The typical path is to work for 2 to 4 years after your undergraduate degree, then apply to a top MBA program. According to admissions data from Harvard Business School, roughly 20% of admitted students come from humanities and social sciences backgrounds. Business schools actively seek liberal arts graduates because they add intellectual diversity to the class.

 

An MBA from a top 15 program essentially resets the playing field. MBB firms recruit heavily from these programs, and your undergraduate major becomes much less relevant.
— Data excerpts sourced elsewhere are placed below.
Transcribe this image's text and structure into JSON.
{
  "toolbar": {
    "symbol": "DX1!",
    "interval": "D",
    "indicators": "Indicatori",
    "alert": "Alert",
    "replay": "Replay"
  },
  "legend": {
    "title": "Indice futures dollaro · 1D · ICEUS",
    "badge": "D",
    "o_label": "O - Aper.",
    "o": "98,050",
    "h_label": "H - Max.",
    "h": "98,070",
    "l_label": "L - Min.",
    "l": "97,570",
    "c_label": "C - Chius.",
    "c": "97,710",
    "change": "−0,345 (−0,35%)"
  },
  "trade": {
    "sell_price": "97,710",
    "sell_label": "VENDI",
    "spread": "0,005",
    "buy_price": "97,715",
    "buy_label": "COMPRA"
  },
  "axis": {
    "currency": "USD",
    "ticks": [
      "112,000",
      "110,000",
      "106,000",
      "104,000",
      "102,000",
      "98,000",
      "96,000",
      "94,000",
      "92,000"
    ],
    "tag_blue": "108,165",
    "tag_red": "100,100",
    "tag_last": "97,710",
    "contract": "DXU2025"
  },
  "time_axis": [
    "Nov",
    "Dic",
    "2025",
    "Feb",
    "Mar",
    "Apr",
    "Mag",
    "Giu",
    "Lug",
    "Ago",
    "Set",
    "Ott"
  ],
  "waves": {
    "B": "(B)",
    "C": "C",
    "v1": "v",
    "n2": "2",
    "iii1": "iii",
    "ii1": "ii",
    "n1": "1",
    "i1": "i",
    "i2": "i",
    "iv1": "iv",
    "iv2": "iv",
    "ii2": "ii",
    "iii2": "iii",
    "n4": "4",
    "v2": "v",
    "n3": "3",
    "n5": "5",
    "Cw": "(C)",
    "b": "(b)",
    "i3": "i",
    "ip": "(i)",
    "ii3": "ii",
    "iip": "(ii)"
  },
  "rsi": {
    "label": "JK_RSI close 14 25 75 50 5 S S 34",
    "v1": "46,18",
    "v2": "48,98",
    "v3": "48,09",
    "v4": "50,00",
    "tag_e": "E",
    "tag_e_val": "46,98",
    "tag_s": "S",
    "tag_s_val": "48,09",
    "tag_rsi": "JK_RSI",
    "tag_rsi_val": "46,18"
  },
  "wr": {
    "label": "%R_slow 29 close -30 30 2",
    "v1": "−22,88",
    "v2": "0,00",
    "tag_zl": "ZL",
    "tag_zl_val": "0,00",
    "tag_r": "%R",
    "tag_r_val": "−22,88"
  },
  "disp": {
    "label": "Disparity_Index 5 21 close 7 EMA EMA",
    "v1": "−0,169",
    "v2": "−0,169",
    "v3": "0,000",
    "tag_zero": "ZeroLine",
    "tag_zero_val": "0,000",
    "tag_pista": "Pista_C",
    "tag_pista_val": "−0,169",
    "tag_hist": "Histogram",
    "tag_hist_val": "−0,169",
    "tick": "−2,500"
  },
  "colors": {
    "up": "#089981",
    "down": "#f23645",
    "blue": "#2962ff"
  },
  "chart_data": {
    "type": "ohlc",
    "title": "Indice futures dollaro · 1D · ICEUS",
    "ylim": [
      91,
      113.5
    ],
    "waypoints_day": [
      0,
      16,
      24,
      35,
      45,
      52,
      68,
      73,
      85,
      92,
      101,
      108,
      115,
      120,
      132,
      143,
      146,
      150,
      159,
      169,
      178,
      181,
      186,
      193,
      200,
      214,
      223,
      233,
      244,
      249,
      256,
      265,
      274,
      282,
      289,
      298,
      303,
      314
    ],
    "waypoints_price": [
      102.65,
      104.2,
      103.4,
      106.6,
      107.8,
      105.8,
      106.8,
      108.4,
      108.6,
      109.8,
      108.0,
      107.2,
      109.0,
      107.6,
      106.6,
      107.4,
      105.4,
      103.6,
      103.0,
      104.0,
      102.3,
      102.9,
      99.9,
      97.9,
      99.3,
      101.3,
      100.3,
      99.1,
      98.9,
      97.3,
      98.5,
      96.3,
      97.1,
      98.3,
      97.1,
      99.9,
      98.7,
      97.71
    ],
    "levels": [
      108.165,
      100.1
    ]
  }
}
MBA graduates enter consulting at a more senior level (typically Associate or Engagement Manager) with higher starting compensation.

 

If you plan to go the MBA route, focus your pre-MBA years on building a track record of leadership, impact, and analytical work. Roles in non-profit management, government, media, education, or corporate strategy all provide strong MBA application stories.

 

Frequently Asked Questions

 

Do consulting firms care what you majored in?

 

No. McKinsey, BCG, Bain, and most other consulting firms do not require a specific major. They evaluate candidates on problem-solving ability, communication skills, leadership, and intellectual curiosity. According to McKinsey's careers page, the firm welcomes applicants from all academic disciplines.

 

What GPA do liberal arts majors need for consulting?

 

Most top consulting firms look for a GPA of 3.5 or higher at target schools, though the threshold can vary. At non-target schools, a higher GPA (3.6 to 3.8+) helps demonstrate academic excellence. Your GPA matters as a signal of discipline and capability, but it is not the only factor. Strong extracurriculars, internships, and interview performance can offset a lower GPA.

 

Can you get into McKinsey, BCG, or Bain with a humanities degree?

 

Yes. All three firms hire humanities majors every year. An analysis of MBB hiring data found that roughly 18% to 20% of pre-experience hires at these firms came from social sciences and humanities backgrounds. History, political science, and philosophy are among the most common non-business degrees at MBB.

 

Is it harder to get into consulting as a liberal arts major?

 

It can require more intentional preparation, but it is not fundamentally harder. Liberal arts majors may need to take additional steps to demonstrate quantitative ability and business interest, such as completing a statistics course, securing a business-related internship, or excelling in case interview preparation. The interview itself is identical for all candidates regardless of major.

 

Should you get a minor in economics or business?

 

A minor can help, but it is not necessary. If you enjoy economics or business courses and they fit your schedule, a minor demonstrates quantitative comfort. However, a single statistics or data analysis course combined with a strong GPA and relevant internships can achieve the same effect. Do not add a minor solely to impress consulting recruiters if it comes at the cost of your GPA or extracurricular involvement.